Extracting Hyperlinks From Excel (.xlsx) with Pyth

2019-01-26 11:42发布

问题:

I have been looking at mostly the xlrd and openpyxl libraries for Excel file manipulation. However, xlrd currently does not support formatting_info=True for .xlsx files, so I can not use the xlrd hyperlink_map function. So I turned to openpyxl, but have also had no luck extracting a hyperlink from an excel file with it. Test code below (the test file contains a simple hyperlink to google with hyperlink text set to "test"):

import openpyxl

wb = openpyxl.load_workbook('testFile.xlsx')

ws = wb.get_sheet_by_name('Sheet1')

r = 0
c = 0

print ws.cell(row = r, column = c). value
print ws.cell(row = r, column = c). hyperlink
print ws.cell(row = r, column = c). hyperlink_rel_id

Output:

test

None

I guess openpyxl does not currently support formatting completely either? Is there some other library I can use to extract hyperlink information from Excel (.xlsx) files?

回答1:

In my experience getting good .xlsx interaction requires moving to IronPython. This lets you work with the Common Language Runtime (clr) and interact directly with excel'

http://ironpython.net/

import clr
clr.AddReference("Microsoft.Office.Interop.Excel")
import Microsoft.Office.Interop.Excel as Excel
excel = Excel.ApplicationClass()

wb = excel.Workbooks.Open('testFile.xlsx')
ws = wb.Worksheets['Sheet1']

address = ws.Cells(row, col).Hyperlinks.Item(1).Address


回答2:

FYI, the problem with openpyxl is an actual bug.

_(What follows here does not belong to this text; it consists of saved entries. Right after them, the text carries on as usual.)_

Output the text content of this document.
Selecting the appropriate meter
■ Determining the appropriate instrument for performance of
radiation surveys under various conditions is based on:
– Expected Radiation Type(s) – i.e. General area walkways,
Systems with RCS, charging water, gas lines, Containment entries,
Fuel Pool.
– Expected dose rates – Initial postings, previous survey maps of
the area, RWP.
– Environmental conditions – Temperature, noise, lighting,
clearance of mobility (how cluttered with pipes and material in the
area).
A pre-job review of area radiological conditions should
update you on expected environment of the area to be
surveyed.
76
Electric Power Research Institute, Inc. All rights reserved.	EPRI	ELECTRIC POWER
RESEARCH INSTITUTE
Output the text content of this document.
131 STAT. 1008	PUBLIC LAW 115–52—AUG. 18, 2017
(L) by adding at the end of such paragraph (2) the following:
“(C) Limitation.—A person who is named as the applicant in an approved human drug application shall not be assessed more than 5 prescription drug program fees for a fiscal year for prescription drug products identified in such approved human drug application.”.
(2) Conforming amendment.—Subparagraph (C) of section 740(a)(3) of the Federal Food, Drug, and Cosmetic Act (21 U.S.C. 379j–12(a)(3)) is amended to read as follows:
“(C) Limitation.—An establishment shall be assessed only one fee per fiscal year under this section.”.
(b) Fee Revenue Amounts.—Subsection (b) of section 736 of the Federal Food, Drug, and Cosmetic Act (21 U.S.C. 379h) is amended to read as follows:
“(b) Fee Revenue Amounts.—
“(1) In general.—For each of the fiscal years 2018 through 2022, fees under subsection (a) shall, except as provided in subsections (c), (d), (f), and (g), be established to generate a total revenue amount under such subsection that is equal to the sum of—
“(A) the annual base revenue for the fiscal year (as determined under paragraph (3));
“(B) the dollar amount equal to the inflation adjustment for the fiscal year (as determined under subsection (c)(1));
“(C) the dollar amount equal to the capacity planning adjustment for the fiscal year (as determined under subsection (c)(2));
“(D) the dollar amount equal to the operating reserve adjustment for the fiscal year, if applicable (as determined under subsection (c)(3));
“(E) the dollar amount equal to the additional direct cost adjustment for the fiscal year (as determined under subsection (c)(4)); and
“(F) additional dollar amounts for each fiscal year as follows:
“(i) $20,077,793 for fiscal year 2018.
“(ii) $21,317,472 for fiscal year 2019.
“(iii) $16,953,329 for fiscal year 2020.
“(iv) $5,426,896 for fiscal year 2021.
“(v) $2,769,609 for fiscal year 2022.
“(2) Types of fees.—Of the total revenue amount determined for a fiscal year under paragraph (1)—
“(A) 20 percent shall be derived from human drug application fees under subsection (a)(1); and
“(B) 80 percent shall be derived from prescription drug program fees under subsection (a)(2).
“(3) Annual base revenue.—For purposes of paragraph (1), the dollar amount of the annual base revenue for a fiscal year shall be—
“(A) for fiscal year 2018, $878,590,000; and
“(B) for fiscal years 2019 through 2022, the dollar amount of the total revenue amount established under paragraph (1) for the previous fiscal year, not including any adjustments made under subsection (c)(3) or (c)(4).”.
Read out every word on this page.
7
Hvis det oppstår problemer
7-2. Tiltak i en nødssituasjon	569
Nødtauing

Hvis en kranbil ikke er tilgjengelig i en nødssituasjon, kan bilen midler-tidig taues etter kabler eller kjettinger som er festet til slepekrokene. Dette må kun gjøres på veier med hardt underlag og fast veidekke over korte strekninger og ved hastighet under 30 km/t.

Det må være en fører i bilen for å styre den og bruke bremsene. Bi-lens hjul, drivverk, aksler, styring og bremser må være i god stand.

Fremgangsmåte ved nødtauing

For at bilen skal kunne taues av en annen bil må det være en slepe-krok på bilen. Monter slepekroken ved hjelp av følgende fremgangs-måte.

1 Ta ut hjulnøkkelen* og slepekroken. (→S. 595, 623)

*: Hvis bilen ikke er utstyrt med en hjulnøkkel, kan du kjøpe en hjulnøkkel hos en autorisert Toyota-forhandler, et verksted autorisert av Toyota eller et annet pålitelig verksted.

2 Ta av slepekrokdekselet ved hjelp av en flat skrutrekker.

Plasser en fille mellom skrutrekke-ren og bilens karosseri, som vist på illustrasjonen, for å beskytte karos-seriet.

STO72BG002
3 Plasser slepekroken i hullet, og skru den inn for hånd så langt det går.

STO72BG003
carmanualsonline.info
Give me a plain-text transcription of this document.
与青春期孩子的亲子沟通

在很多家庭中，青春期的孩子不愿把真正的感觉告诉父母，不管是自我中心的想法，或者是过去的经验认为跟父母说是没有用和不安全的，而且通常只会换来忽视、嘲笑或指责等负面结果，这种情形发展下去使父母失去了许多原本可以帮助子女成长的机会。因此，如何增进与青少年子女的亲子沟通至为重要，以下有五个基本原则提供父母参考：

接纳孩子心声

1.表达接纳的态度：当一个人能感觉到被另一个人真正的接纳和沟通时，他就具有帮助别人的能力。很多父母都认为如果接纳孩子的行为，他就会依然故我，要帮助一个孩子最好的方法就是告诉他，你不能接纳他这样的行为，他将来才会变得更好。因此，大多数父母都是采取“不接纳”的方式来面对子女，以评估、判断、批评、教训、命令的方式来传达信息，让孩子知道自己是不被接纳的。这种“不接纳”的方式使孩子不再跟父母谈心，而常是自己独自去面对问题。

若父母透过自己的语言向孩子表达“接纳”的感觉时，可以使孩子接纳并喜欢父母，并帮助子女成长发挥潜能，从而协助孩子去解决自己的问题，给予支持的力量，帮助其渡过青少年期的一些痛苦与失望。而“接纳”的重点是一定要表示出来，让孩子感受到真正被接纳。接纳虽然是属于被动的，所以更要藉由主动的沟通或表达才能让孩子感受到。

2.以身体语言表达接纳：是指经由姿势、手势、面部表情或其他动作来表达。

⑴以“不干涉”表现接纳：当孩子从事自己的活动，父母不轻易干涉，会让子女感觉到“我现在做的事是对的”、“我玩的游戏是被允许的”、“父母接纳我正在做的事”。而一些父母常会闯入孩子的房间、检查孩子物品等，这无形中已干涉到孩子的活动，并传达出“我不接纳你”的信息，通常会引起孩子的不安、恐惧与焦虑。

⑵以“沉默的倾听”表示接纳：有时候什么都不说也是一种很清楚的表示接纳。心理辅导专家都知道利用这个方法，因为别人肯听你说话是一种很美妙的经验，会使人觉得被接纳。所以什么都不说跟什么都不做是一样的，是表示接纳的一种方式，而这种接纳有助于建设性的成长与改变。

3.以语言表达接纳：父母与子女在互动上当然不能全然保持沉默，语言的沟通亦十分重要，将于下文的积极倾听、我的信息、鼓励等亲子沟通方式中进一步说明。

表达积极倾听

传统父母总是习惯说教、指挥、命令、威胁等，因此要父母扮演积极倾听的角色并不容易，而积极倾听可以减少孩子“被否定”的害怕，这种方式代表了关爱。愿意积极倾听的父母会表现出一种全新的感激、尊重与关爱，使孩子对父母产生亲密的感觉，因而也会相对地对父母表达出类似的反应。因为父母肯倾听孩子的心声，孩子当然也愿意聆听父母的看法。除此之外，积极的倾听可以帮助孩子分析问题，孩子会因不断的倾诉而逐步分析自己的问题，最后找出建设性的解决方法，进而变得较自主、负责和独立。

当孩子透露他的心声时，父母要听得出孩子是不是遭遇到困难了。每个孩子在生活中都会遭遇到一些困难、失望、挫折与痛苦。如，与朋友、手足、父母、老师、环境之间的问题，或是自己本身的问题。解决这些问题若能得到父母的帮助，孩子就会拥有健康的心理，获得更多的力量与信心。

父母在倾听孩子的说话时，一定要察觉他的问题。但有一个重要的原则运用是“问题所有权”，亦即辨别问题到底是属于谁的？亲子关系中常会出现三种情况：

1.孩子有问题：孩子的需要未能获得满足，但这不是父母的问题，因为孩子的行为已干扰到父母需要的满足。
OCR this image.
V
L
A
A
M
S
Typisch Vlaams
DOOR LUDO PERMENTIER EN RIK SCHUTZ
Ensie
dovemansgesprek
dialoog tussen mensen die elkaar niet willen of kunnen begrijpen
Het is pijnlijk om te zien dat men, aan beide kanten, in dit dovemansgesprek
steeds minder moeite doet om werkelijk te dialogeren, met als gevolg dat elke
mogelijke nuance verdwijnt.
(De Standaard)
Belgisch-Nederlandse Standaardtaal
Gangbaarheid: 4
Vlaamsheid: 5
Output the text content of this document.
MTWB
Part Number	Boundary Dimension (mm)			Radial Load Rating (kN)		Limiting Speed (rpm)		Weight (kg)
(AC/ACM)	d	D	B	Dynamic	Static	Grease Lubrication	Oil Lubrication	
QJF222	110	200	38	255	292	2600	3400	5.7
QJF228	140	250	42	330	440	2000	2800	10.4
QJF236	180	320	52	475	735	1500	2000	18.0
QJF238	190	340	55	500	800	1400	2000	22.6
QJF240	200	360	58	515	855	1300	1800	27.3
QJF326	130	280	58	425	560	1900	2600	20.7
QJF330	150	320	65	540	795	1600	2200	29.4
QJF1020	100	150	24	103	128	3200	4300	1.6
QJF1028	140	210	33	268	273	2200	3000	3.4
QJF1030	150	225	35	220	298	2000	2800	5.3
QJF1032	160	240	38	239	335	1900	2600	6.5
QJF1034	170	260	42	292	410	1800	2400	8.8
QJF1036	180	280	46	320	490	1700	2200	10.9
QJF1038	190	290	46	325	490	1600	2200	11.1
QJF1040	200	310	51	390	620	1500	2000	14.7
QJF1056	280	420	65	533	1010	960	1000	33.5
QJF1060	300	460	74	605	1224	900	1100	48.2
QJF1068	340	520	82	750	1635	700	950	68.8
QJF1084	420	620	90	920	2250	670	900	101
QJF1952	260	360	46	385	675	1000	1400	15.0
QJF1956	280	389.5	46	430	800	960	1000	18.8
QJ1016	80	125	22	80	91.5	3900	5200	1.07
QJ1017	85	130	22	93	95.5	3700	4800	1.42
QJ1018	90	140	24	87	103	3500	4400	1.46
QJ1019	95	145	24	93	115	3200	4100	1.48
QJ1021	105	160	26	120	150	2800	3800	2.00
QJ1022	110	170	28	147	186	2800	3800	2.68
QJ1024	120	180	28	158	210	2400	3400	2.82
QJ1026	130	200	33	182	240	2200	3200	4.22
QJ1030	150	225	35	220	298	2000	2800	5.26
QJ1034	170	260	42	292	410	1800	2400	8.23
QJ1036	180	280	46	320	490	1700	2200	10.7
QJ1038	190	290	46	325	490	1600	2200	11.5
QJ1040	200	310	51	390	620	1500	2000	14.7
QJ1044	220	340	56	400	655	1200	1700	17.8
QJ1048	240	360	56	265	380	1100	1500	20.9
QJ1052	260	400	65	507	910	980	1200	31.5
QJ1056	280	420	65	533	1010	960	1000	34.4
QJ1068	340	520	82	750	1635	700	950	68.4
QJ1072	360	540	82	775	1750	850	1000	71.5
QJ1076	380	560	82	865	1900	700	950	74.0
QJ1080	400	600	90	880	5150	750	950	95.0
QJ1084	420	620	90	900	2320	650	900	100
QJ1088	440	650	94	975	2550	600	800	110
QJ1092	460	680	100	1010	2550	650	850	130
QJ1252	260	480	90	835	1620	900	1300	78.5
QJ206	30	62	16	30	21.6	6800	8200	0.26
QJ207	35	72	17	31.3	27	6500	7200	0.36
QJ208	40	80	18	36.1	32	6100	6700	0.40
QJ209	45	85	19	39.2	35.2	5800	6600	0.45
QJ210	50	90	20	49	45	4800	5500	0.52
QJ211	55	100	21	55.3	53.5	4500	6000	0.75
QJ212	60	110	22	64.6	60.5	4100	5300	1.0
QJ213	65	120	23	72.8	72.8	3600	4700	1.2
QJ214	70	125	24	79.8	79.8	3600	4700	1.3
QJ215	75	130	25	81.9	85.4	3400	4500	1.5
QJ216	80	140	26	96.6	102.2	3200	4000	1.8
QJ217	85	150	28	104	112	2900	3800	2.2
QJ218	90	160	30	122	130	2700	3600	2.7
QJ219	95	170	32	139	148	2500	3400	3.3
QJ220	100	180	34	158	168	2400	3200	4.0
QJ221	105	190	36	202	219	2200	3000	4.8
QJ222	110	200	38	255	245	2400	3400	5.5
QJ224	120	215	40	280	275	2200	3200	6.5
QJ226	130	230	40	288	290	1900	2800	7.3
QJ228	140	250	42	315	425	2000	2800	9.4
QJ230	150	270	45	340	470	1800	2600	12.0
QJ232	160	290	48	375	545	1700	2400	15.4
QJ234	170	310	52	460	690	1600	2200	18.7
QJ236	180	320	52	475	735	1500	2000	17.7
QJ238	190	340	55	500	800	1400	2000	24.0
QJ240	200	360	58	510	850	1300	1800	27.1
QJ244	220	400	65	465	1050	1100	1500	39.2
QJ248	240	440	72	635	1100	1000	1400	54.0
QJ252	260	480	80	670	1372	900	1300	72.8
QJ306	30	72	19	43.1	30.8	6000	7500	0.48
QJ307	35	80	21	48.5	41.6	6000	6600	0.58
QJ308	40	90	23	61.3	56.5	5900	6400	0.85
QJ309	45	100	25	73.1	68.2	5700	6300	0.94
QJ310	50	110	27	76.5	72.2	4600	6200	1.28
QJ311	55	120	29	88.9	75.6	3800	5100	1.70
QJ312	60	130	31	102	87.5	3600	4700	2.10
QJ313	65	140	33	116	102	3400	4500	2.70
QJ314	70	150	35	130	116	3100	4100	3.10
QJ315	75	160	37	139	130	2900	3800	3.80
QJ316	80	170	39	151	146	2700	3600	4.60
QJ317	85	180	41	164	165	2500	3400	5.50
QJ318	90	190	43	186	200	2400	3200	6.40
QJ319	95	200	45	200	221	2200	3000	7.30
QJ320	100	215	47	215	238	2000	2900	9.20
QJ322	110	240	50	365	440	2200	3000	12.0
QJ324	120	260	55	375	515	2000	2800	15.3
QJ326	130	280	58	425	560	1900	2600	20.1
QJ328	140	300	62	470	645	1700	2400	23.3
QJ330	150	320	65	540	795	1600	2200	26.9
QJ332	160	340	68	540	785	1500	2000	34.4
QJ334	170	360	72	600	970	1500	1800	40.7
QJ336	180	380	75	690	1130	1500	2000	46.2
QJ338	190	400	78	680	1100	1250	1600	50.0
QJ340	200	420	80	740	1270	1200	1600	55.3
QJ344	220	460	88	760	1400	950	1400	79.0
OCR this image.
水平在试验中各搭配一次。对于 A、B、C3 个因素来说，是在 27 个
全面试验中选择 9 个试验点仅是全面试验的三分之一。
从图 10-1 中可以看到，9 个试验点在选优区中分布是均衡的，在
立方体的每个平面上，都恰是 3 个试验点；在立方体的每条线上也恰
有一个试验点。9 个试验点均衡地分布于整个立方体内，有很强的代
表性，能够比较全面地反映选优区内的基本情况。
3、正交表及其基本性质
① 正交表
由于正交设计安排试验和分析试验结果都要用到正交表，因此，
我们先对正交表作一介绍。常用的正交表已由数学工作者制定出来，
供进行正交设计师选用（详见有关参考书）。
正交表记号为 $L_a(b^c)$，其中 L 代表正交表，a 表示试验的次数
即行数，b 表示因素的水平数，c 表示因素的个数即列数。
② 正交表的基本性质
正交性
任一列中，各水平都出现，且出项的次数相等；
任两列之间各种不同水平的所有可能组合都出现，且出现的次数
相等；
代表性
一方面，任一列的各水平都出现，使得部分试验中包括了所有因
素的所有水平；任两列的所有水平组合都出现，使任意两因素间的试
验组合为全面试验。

And, yes, xlrd cannot read the hyperlink without formatting_info, which is currently not supported for xlsx.



回答3:

This should be possible with openpyxl now:

import openpyxl

wb = openpyxl.load_workbook('yourfile.xlsm')
ws = wb.get_sheet_by_name('Sheet1')
print(ws.cell(row=2, column=1).hyperlink.target)


回答4:

Starting from at least version openpyxl-2.4.0b1 this bug https://bitbucket.org/openpyxl/openpyxl/issue/152/hyperlink-returns-empty-string-instead-of was fixed. Now it's return for cell Hyperlink object:

hl_obj = ws.row(col).hyperlink  # getting Hyperlink object for Cell
#hl_obj = ws.cell(row = r, column = c).hyperlink This could be used as well.
if hl_obj:
    print(hl_obj.display)
    print(hl_obj.target)
    print(hl_obj.tooltip) # you can see it when hovering mouse on hyperlink in Excel
    print(hl_obj) # to see other stuff if you need


回答5:

A successful solution I've worked with is to install unoconv on the server and implement a method that invokes this command line tool via the subprocess module to convert the file from xlsx to xls since hyperlink_map.get() works with xls.



回答6:

For direct manipulation of Excel files it's also worth looking at the excellent XlWings library.



回答7:

If instead of just .hyperlink, doing .hyperlink.target should work. I was getting a 'None' as well from using just ".hyperlink" on the cell object before that.